La réduction de ce taux de mortalité devrait améliorer la production de crabes et contribuer à l'augmentation des recettes pour le pays et du revenu des pêcheurs. Une hausse de la demande de cette ressource a été observée depuis les trois dernières années, le prix suit aussi la tendance. « La filière crabe est encore sous-exploitée. La potentialité du pays s'élève à 7 500 tonnes par an, or la production ne s'établit qu'à 2 500 tonnes depuis les trois dernières années. L'augmentation de la production ne devrait pas toujours passer par une croissance de la pêche, mais aussi par la réduction du taux de mortalité », confirme pour sa part Tantely Razafindrajery, directeur de la pêche, dans son allocution. Actuellement, le kilo de crabes coûte 1 500 ariary à Mahajamba contre 2 500 ariary, il y a cinq ans. La clientèle chinoise peut même les acheter à 4 000 ariary le kilo.
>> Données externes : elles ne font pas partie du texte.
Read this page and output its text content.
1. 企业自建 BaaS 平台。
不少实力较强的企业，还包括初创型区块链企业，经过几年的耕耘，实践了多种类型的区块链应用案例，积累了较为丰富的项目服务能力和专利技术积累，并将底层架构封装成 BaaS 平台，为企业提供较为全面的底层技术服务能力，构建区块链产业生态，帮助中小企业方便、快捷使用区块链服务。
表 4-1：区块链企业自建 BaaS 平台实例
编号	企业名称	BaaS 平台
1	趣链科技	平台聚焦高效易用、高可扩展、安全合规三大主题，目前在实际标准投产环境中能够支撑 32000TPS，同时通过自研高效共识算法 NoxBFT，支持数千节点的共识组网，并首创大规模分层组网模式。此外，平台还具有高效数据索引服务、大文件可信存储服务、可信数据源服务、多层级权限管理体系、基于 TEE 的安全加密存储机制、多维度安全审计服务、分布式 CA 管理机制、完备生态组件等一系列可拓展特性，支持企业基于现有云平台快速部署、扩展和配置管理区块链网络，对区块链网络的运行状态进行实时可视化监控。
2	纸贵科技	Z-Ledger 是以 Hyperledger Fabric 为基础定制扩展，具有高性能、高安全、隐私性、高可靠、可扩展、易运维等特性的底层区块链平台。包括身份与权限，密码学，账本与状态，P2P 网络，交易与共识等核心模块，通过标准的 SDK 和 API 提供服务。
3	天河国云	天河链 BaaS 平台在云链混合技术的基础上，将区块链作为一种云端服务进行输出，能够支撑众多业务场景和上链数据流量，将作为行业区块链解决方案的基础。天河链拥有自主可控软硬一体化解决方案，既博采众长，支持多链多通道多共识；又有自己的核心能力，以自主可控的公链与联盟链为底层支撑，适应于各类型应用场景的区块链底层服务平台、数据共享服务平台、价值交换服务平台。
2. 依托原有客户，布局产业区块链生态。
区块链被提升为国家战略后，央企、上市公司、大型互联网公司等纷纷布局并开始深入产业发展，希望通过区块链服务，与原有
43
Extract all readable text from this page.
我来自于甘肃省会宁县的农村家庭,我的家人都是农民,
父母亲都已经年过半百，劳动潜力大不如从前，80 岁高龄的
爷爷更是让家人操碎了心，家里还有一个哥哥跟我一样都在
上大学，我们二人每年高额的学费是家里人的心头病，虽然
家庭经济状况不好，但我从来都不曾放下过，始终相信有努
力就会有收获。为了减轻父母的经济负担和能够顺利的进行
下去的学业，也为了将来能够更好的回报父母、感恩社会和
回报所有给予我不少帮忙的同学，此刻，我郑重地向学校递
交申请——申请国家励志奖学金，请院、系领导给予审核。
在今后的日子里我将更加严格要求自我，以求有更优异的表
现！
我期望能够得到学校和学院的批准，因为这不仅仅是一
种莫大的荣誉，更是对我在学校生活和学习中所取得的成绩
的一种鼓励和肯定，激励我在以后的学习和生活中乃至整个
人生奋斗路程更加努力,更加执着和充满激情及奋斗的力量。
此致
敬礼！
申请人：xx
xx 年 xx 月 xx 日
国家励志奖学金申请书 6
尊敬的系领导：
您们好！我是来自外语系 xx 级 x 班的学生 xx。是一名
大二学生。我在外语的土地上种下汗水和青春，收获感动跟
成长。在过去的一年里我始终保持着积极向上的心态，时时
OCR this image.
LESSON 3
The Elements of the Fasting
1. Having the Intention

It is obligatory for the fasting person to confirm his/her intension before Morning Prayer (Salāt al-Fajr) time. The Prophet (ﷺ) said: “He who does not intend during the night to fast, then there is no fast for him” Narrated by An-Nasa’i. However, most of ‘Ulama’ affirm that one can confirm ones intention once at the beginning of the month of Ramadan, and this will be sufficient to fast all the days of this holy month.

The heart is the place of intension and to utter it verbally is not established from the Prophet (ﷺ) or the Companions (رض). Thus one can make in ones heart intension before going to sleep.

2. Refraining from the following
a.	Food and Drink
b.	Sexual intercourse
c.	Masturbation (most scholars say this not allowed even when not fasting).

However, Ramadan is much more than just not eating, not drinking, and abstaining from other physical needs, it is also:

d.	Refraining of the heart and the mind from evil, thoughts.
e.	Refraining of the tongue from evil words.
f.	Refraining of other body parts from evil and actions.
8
Le revenu d'un pêcheur varie par ailleurs de 150 000 ariary à 300 000 ariary par mois.

Pour une meilleure gestion des ressources, le ministère de la Pêche propose une refonte des textes sur l'exploitation des crabes, et notamment sur la taille autorisée à la capture. Une concertation avec les parties prenantes est en vue, dans le cadre de la rencontre professionnelle de la pêche qui se tiendra du 28 au 30 août à Morondava. « Le texte en vigueur prévoit que les crabes qui peuvent être capturés devraient avoir une carapace mesurant au moins dix centimètres. Cette taille devrait être révisée. Mais toute décision devrait être prise après la concertation de tous les acteurs, notamment les pêcheurs qui connaissent plus la réalité sur terrain », explique toujours le directeur de la Pêche. « Actuellement, les collecteurs prennent surtout les crabes qui ont des carapaces de 12 cm et plus, et les Chinois ne prennent que celles qui ont plus de 15 cm de carapace avec un prix trois fois plus élevé que celui de ceux qui ont 10 cm de carapace », enchaîne-t-il. La protection des mangroves qui joue un rôle indispensable dans la survie de l'espèce et de l'ensemble des produits de pêche ne sera pas en reste.